The operator of Cebu Pacific Air, the country’s largest budget airline, saw earnings fall in 2018 on higher fuel costs and wider foreign exchange losses.
Cebu Air Inc. disclosed to the Philippine Stock Exchange that net income for the year dropped 50 percent to P3.9 billion.
Surging costs during the period offset revenue gains for the airline, which is owned by the Gokongwei family’s JG Summit Holdings.
Passenger revenues for the year rose 8.7 percent to P54.26 billion.
Cebu Air said the gain came as fares increased 5.8 percent to an average ticket price of P2,676 and as passenger volume grew 2.7 percent to 20.3 million in 2018.
Cargo revenues went up 19.3 percent to P5.5 billion while ancillary revenues were also up 6.4 percent to P14.36 billion.
Overall expenses were up 15.8 percent to P67.1 billion.
“The increase was mostly due to the rise in fuel prices in 2018 coupled with the weakening of the Philippine peso against the US dollar,” Cebu Air said.
It noted that flying expenses alone went up 25.4 percent to almost P30 billion as jet fuel costs shot up by 29.8 percent.

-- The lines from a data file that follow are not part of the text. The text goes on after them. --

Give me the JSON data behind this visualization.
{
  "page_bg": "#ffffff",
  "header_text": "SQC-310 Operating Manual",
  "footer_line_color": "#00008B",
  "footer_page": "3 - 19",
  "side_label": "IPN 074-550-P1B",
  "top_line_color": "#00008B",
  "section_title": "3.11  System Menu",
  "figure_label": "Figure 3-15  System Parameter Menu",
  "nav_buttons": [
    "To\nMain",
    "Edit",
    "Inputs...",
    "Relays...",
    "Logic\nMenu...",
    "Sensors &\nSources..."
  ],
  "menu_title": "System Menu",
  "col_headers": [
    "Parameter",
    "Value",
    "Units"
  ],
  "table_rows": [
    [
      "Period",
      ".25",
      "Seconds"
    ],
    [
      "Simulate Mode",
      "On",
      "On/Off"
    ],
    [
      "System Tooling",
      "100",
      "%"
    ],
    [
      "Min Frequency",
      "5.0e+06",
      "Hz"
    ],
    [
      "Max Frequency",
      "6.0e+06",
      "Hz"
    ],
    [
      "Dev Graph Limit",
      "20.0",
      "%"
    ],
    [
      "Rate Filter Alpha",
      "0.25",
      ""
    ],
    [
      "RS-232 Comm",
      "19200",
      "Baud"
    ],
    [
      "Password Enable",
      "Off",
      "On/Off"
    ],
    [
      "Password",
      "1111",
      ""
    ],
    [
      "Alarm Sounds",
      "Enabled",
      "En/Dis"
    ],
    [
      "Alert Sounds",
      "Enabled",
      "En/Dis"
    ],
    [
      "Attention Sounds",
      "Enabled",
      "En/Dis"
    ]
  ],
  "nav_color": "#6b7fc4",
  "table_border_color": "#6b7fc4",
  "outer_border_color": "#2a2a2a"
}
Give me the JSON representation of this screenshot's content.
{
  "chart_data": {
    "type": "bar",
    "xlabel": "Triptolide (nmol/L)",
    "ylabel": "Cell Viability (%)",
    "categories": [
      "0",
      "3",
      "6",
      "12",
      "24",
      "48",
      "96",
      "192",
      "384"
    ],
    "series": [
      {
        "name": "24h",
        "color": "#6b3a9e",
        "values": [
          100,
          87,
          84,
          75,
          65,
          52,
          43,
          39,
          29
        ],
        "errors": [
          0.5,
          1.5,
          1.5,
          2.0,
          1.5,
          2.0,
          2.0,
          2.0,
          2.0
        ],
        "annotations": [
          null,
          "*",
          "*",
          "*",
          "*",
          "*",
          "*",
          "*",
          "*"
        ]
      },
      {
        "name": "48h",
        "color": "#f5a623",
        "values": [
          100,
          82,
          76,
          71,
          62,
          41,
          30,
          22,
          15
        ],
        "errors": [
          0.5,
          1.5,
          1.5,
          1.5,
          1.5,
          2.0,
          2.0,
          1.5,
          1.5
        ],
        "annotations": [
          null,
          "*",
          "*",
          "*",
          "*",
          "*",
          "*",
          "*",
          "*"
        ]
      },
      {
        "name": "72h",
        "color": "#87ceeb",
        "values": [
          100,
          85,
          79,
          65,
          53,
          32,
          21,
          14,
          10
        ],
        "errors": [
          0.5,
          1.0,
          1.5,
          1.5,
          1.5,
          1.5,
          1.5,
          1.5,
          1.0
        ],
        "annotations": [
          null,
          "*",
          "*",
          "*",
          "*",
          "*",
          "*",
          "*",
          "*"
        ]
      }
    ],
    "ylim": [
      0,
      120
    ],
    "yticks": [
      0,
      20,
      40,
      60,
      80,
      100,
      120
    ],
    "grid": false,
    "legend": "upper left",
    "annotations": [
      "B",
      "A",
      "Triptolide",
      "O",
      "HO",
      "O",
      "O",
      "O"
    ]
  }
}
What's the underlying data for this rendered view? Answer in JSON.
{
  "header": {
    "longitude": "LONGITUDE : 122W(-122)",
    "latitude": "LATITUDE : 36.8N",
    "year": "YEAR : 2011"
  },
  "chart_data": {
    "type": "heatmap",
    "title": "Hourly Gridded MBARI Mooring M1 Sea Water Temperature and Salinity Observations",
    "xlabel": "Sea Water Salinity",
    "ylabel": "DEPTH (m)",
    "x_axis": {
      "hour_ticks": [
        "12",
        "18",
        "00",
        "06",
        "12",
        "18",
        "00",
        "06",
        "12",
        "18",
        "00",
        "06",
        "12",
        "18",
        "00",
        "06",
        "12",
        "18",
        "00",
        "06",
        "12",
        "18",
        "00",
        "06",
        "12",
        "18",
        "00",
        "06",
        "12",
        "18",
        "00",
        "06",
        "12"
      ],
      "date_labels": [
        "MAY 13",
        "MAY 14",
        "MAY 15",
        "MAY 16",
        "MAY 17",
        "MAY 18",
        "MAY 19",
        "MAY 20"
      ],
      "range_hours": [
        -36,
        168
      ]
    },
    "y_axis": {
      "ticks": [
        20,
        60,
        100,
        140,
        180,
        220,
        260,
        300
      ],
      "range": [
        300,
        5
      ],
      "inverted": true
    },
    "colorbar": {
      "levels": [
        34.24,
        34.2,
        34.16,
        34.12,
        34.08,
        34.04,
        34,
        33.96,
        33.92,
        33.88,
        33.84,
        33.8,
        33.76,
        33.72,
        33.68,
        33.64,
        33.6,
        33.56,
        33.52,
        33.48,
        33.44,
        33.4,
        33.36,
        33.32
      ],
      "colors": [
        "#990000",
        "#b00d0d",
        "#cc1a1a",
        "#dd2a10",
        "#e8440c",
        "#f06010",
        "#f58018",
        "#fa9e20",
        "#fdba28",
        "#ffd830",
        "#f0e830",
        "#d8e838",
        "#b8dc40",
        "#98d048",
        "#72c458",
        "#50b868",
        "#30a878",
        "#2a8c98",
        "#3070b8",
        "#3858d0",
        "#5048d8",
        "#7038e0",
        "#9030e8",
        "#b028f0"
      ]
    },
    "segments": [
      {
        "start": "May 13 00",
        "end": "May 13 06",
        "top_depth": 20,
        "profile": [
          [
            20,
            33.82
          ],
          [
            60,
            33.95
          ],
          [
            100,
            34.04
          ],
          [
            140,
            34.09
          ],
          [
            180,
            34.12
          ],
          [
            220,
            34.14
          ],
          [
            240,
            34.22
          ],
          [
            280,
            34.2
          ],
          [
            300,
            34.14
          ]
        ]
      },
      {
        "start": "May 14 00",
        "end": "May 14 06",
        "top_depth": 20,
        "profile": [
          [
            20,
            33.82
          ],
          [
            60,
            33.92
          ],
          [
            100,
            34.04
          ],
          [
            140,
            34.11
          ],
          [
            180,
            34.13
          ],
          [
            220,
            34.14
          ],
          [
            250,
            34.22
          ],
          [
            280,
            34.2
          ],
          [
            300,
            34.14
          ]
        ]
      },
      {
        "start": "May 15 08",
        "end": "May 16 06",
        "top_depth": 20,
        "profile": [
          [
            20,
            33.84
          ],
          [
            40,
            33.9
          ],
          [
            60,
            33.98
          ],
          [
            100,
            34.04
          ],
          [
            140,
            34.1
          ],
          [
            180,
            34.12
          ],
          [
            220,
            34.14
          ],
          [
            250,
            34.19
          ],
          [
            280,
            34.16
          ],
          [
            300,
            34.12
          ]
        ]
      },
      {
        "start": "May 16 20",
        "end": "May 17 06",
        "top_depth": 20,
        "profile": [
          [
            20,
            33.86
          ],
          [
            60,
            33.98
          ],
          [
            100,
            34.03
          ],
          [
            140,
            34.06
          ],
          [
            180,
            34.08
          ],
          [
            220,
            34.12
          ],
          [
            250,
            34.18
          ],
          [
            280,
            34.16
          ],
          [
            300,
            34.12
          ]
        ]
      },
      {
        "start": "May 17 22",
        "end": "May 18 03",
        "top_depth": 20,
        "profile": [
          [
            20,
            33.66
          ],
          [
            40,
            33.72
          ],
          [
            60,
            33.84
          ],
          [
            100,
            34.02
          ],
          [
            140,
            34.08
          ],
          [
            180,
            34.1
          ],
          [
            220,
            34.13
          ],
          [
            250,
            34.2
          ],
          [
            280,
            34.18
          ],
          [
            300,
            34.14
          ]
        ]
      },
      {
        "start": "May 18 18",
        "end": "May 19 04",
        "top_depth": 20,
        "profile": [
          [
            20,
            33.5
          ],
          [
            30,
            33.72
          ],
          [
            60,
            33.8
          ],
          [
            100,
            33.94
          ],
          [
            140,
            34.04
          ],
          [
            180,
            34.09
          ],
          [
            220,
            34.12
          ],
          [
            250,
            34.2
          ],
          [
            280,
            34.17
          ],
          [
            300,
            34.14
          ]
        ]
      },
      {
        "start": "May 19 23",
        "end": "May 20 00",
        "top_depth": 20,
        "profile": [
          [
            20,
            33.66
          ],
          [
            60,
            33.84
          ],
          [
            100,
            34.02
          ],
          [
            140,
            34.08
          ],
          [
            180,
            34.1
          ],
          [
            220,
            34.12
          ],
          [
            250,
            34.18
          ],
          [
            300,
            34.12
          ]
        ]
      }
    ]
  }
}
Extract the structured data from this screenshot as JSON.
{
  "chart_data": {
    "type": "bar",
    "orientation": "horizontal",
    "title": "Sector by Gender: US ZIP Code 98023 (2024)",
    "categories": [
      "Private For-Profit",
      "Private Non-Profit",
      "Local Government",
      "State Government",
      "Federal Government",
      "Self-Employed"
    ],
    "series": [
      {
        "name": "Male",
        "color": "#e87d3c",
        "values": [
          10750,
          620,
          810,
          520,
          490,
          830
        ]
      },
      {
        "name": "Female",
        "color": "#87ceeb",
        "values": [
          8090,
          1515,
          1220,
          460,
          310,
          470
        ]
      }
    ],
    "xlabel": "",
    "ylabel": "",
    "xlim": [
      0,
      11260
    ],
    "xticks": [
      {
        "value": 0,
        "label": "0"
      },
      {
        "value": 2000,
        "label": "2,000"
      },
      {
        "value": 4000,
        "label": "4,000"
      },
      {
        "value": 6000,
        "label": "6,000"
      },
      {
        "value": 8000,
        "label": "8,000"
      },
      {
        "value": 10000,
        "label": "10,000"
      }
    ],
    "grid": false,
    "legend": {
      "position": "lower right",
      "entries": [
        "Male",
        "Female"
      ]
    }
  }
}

The depreciation of the local currency amplified those effects, the budget airline said.
Similarly, foreign exchange losses hit P1.63 billion while interest expenses rose almost 48 percent to P2.1 billion.
With oil prices easing from recent highs in 2018, analysts and industry executives expect better earnings prospects for the commercial aviation industry this year.
Cebu Air ended 2018 with a fleet of 71 planes, comprised of 36 Airbus A320, seven Airbus A321 CEO, eight ATR 72-500, 12 ATR 72-600 and eight Airbus A330 aircraft.
It served 70 local and 38 intentional destinations at the end of 2018 via its hubs in Manila, Cebu, Davao, Clark, Iloilo, Kalibo and Laguindingan.